At the time of the ruling many school systems -- especially in the southern states -- had separate schools for white and black students. The decision overturned a previous ruling in 1896 which had allowed what it called "separate but equal' black and white public schools.
This time, the Supreme Court ruled that segregated schools violated the US Constitution.
The Court's decision, in a case called Brown vs the Board of Education, actually involved five separate lawsuits with different plaintiffs, but the proceedings centered on Linda Brown, an African-American from Kansas, who was forced to attend a black school across town, despite living a short distance from a white school.
“Brown essentially ended American apartheid... if by that we mean the process by which the government officially classifies people by race,” said Aderson Francois, a law professor at Howard University in Washington.

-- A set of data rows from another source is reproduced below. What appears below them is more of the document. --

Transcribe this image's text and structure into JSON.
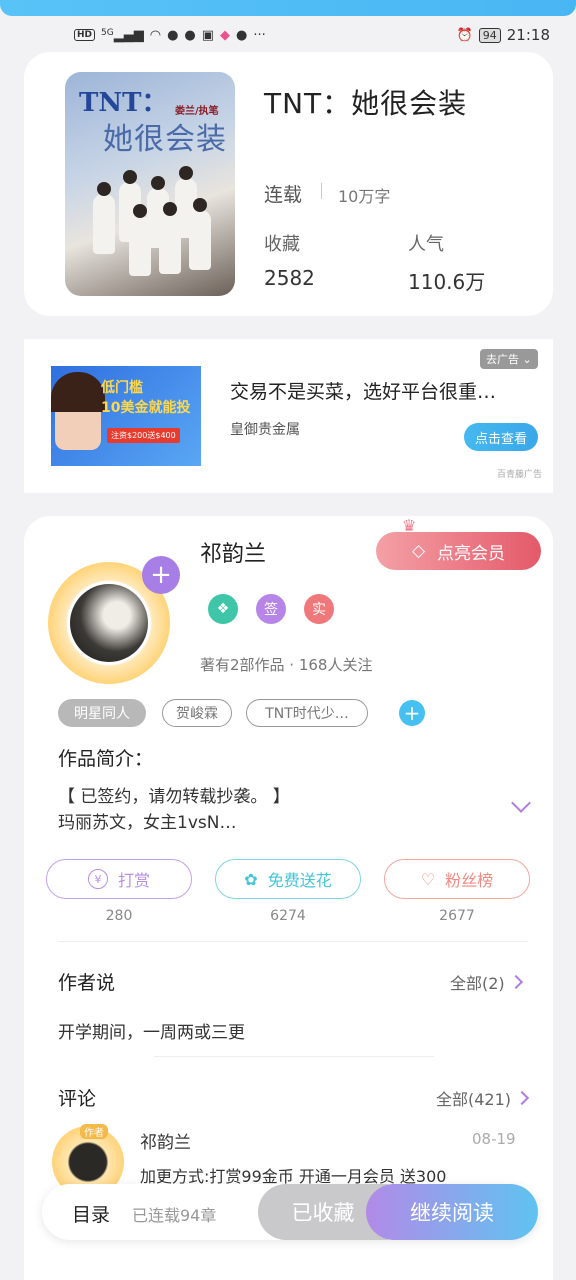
{
  "status_bar": {
    "left_icons": [
      "hd-icon",
      "signal-icon",
      "wifi-icon",
      "qq-icon",
      "qq-icon",
      "app-icon",
      "app-icon",
      "wechat-icon",
      "more-icon"
    ],
    "hd": "HD",
    "network": "5G",
    "more": "···",
    "battery": "94",
    "time": "21:18"
  },
  "book": {
    "title": "TNT：她很会装",
    "status": "连载",
    "words": "10万字",
    "collect_label": "收藏",
    "collect_value": "2582",
    "popularity_label": "人气",
    "popularity_value": "110.6万",
    "cover": {
      "title": "TNT：",
      "author": "娄兰/执笔",
      "subtitle": "她很会装"
    }
  },
  "ad": {
    "close_label": "去广告",
    "headline": "交易不是买菜，选好平台很重…",
    "source": "皇御贵金属",
    "button": "点击查看",
    "mark": "百青藤广告",
    "image_text_1": "低门槛",
    "image_text_2": "10美金就能投",
    "image_text_3": "注资$200送$400"
  },
  "author": {
    "name": "祁韵兰",
    "vip_button": "点亮会员",
    "badges": [
      "签",
      "实"
    ],
    "meta": "著有2部作品 · 168人关注",
    "tags": [
      "明星同人",
      "贺峻霖",
      "TNT时代少…"
    ]
  },
  "intro": {
    "title": "作品简介：",
    "line1": "【 已签约，请勿转载抄袭。 】",
    "line2": "玛丽苏文，女主1vsN…"
  },
  "actions": [
    {
      "label": "打赏",
      "count": "280",
      "color": "#b88ee6"
    },
    {
      "label": "免费送花",
      "count": "6274",
      "color": "#45c5d8"
    },
    {
      "label": "粉丝榜",
      "count": "2677",
      "color": "#f08a82"
    }
  ],
  "author_says": {
    "title": "作者说",
    "all": "全部(2)",
    "text": "开学期间，一周两或三更"
  },
  "comments": {
    "title": "评论",
    "all": "全部(421)",
    "author_tag": "作者",
    "first": {
      "name": "祁韵兰",
      "date": "08-19",
      "text": "加更方式:打赏99金币  开通一月会员  送300"
    }
  },
  "bottom": {
    "toc": "目录",
    "toc_count": "已连载94章",
    "favorited": "已收藏",
    "continue": "继续阅读"
  }
}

But Francois said the ruling was flawed since it did not set a deadline. Some segregated schools in the south took advantage of the loophole by failing to comply until the 1960s.
And, even now, many schools are still effectively segregated. A 2012 study by the Civil Rights Project at the University of California indicates that many schools are less diverse than in the past four decades -- because of socioeconomic factors, housing segregation and court cases that have rolled back enforcement efforts.
That does not surprise Jeanette Taylor, who came to Washington with education activists to call on officials to stop putting more money into predominantly white schools than those with large numbers of minority students.
“It’s a two-tier system where black and brown children are disinvested in, and so we’re here today to tell them to stop pushing bad policies,” said Taylor.
Jitu Brown, who works to improve schools, said there’s still separation along racial lines.
“High schools where they don’t have any advanced placement classes, in the same city where children from more affluent communities, often not communities of color, have curriculum comparable to college preparatory schools,” said Brown.
And it does not help, he added, that the Supreme Court recently upheld the state of Michigan’s ban on racial preferences in university admissions. Education officials say the number of blacks has declined at universities in states with similar bans.